It wasn't a coat that Vaughan was
putting on, but an Inverness cape, and he'd acquired from somewhere a paper
package.

'Shall I hold that for you?' said
Miss Rickerby, indicating the package. 'That way you'll be able to use your
arms.'

Vaughan clean ignored her, but
just carried on wrestling with the cape.

'What about the lifeboat?' Miss
Rickerby asked him.

'They've got it into the water,'
he said, the cape now positioned about his shoulders.
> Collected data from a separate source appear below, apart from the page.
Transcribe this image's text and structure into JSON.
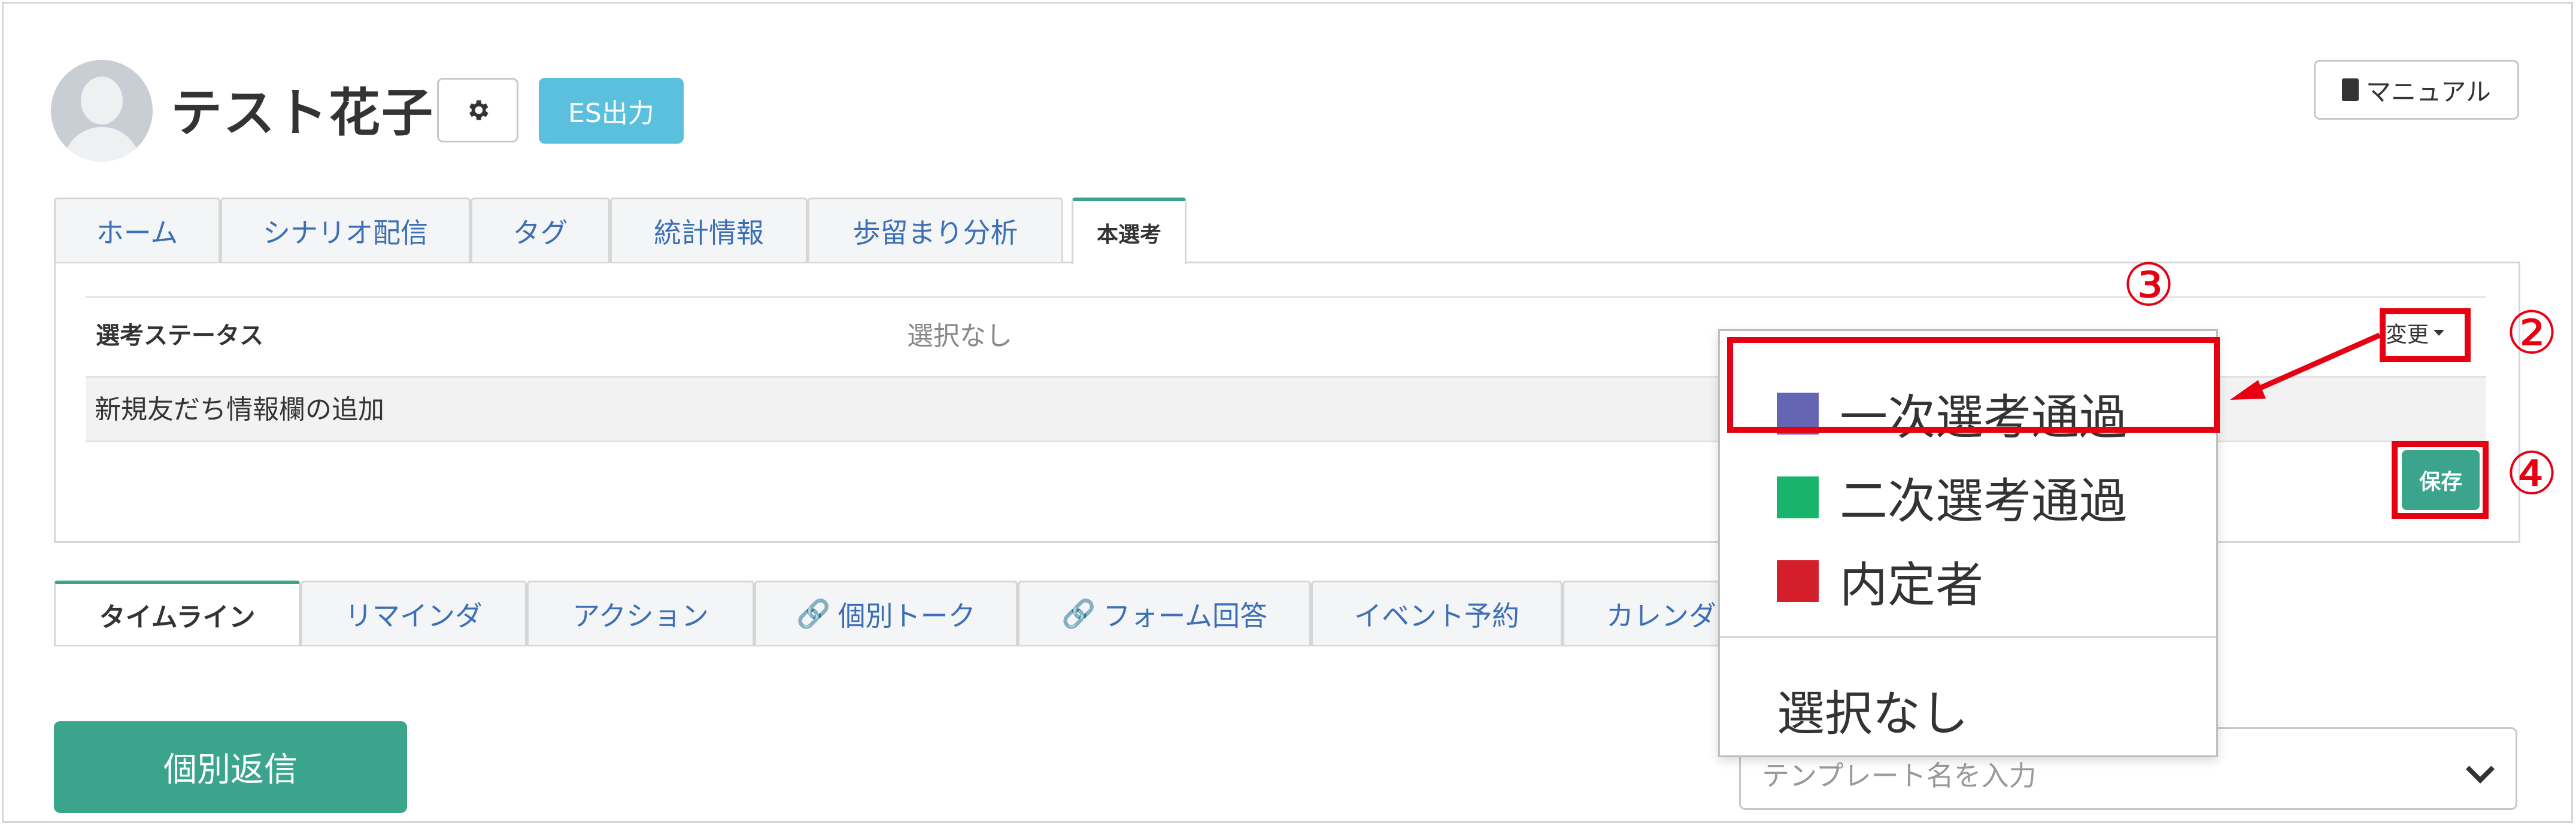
{
  "user": {
    "name": "テスト花子"
  },
  "header": {
    "es_button": "ES出力",
    "manual_button": "マニュアル"
  },
  "tabs": [
    "ホーム",
    "シナリオ配信",
    "タグ",
    "統計情報",
    "歩留まり分析",
    "本選考"
  ],
  "status_panel": {
    "label": "選考ステータス",
    "value": "選択なし",
    "change_button": "変更",
    "add_field_label": "新規友だち情報欄の追加",
    "save_button": "保存"
  },
  "dropdown": {
    "options": [
      {
        "label": "一次選考通過",
        "color": "#6466b4"
      },
      {
        "label": "二次選考通過",
        "color": "#19b46b"
      },
      {
        "label": "内定者",
        "color": "#d41e2a"
      }
    ],
    "none_option": "選択なし"
  },
  "annotations": {
    "step2": "②",
    "step3": "③",
    "step4": "④"
  },
  "lower_tabs": [
    "タイムライン",
    "リマインダ",
    "アクション",
    "個別トーク",
    "フォーム回答",
    "イベント予約",
    "カレンダ"
  ],
  "reply_button": "個別返信",
  "template_select": {
    "placeholder": "テンプレート名を入力"
  },
  "colors": {
    "accent_green": "#3aa48c",
    "es_blue": "#5bc0de",
    "annotation_red": "#e60012"
  }
}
'Well,' said Miss Rickerby, 'I
suppose that's a start.'

She was responding to Vaughan,
but she addressed the remark, and the accompanying smile, at me. With the cape
on, Vaughan looked like a cross between Dr Watson and Sherlock Holmes.
Theatrical, anyhow. He was trying his best to stuff the package into the pocket
of the cape, but it wouldn't go. Meanwhile Miss Rickerby had taken a step
towards me. I thought: There's nothing for it but to reach out and touch her.
Begin with the hair. It was a little way in her eyes. Move it aside. That would
be only polite ...

'Goodbye, you two,' she said,
reaching out and opening the door for us. 'Don't be late back.'

And in spite of that word 'two',
she'd again looked only at me.

Chapter
Eighteen

 

We turned right at the top of
Bright's Cliff, and were soon walking along the narrow cobbled lanes of the
Scarborough Old Town. The gas lamps showed lobster pots, upturned boats and
other bits of fishing paraphernalia at every turn, as though the sea had lately
washed over and left these items behind. The sea wind came and went according
to which way we turned in the narrow streets. Vaughan walked leaning forwards
with his hands in his pockets and the mysterious paper parcel under his arm.
Directly on leaving Paradise, he'd blown his nose on a big blue handkerchief,
and this had left a trail of snot hanging from his moustache.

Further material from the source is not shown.